Entre estágios curriculares e não curriculares, queria experimentar, observar, sentir, saber na prática. Uma marca de suas intervenções era o fazer interrogando o saber.
Em 2001 iniciou o curso de Psicanálise no Departamento. Aprendeu ler Freud com nossos colegas, os diversos professores do nosso curso.
Em 2008, defendeu no IPUSP o seu mestrado com o tema Gravidez: regressão e movimentos representacionais na perspectiva de Freud e Winnicott.
Em 2012 defendeu o doutorado, com o tema: Um estudo sobre as funções da tatuagem e a Identificação à luz da psicanálise freudiana.
Neste período participou de uma parceria do IPUSP com a Universidade Rennes II, na França, em uma pesquisa sobre Marcas corporais auto infligidas, com a perspectiva de abordar a relação corpo-psiquismo através da psicanálise.
Retornando ao Brasil reabriu o consultório e foi trabalhar no Hospital Infantil Sabará.
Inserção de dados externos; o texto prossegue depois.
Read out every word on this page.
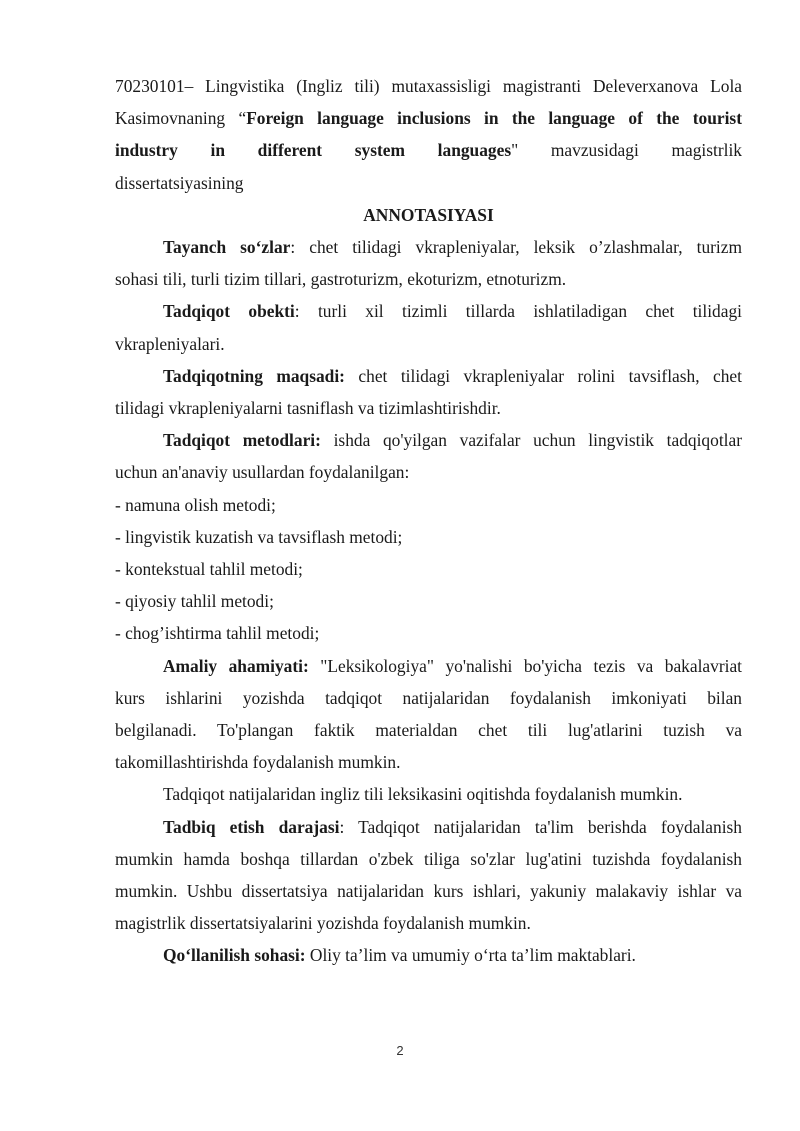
70230101– Lingvistika (Ingliz tili) mutaxassisligi magistranti Deleverxanova Lola

Kasimovnaning “Foreign language inclusions in the language of the tourist

industry in different system languages" mavzusidagi magistrlik

dissertatsiyasining

ANNOTASIYASI

Tayanch so‘zlar: chet tilidagi vkrapleniyalar, leksik o’zlashmalar, turizm

sohasi tili, turli tizim tillari, gastroturizm, ekoturizm, etnoturizm.

Tadqiqot obekti: turli xil tizimli tillarda ishlatiladigan chet tilidagi

vkrapleniyalari.

Tadqiqotning maqsadi: chet tilidagi vkrapleniyalar rolini tavsiflash, chet

tilidagi vkrapleniyalarni tasniflash va tizimlashtirishdir.

Tadqiqot metodlari: ishda qo'yilgan vazifalar uchun lingvistik tadqiqotlar

uchun an'anaviy usullardan foydalanilgan:

- namuna olish metodi;

- lingvistik kuzatish va tavsiflash metodi;

- kontekstual tahlil metodi;

- qiyosiy tahlil metodi;

- chog’ishtirma tahlil metodi;

Amaliy ahamiyati: "Leksikologiya" yo'nalishi bo'yicha tezis va bakalavriat

kurs ishlarini yozishda tadqiqot natijalaridan foydalanish imkoniyati bilan

belgilanadi. To'plangan faktik materialdan chet tili lug'atlarini tuzish va

takomillashtirishda foydalanish mumkin.

Tadqiqot natijalaridan ingliz tili leksikasini oqitishda foydalanish mumkin.

Tadbiq etish darajasi: Tadqiqot natijalaridan ta'lim berishda foydalanish

mumkin hamda boshqa tillardan o'zbek tiliga so'zlar lug'atini tuzishda foydalanish

mumkin. Ushbu dissertatsiya natijalaridan kurs ishlari, yakuniy malakaviy ishlar va

magistrlik dissertatsiyalarini yozishda foydalanish mumkin.

Qo‘llanilish sohasi: Oliy ta’lim va umumiy o‘rta ta’lim maktablari.

2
“Pouco antes de começar o trabalho no hospital, reconheci que a marca que me fez sustentar todo um universo de referências novas passa pelo enigma do corpo. Pois bem, meu corpo tomou forma e se constituiu na trajetória que costurei com minhas decisões. A necessidade inicial de viver na pele foi pouco a pouco e simultaneamente constituindo uma superfície simbólica para experiências intensas, forjadas na carne . ... Tenho certeza de que um arremate fundamental foi dado quando cheguei ao Sabará”. São as palavras de Glaucia retiradas do Memorial entregue à Comissão de Admissão, que também enunciam a escolha do caso apresentado.
Atualmente são os seus planos de clinicar, pesquisar, produzir conhecimento, transmitir e compartilhar a Psicanálise que a trazem até esse Departamento.
Em sua apresentação pública online, pudemos compartilhar um profícuo momento de troca institucional. Foi um encontro permeado pelo acolhimento da mobilização afetiva gerada por uma apresentação sensível, de um caso delicado e complexo que, para sua sustentação, contou com uma intrincada equipe de atenção. A marcante presença dos profissionais do Hospital Sabará, no evento, propiciou uma discussão em clima de generosidade e respeito profissional, além de enunciar o lugar que Glaucia e a psicanálise ocupam naquela equipe. Nessa apresentação pudemos retomar a importância da clínica institucional na história do Departamento de Psicanálise e a discussão do lugar do analista no seu manejo.
[1] Psicóloga clínica e Psicanalista, membro do Departamento de Psicanálise do Instituto Sedes Sapientiae onde participa do
Projeto de pesquisa e clínica psicanalítica dasProblemáticas Alimentares na Clínica Psicológica, do
Grupo de Acolhimento aos Enlutados por Suicídio e do
Projeto Farol: migrantes e refugiados, ambos no Núcleo de Atendimento Social (NAS). Integra ainda os
Grupos de leitura e pesquisa: Famílias no Século XXI e Articulações teórico-clínicas Freud e Lacan. Segue como articuladora da área de Relações Internas no Conselho de Direção – gestão 2021-2023.
[2] Psicanalista, membro do Departamento de Psicanálise do Instituto Sedes Sapientiae.
[3] Psicanalista, membro do Departamento de Psicanálise do Instituto Sedes Sapientiae.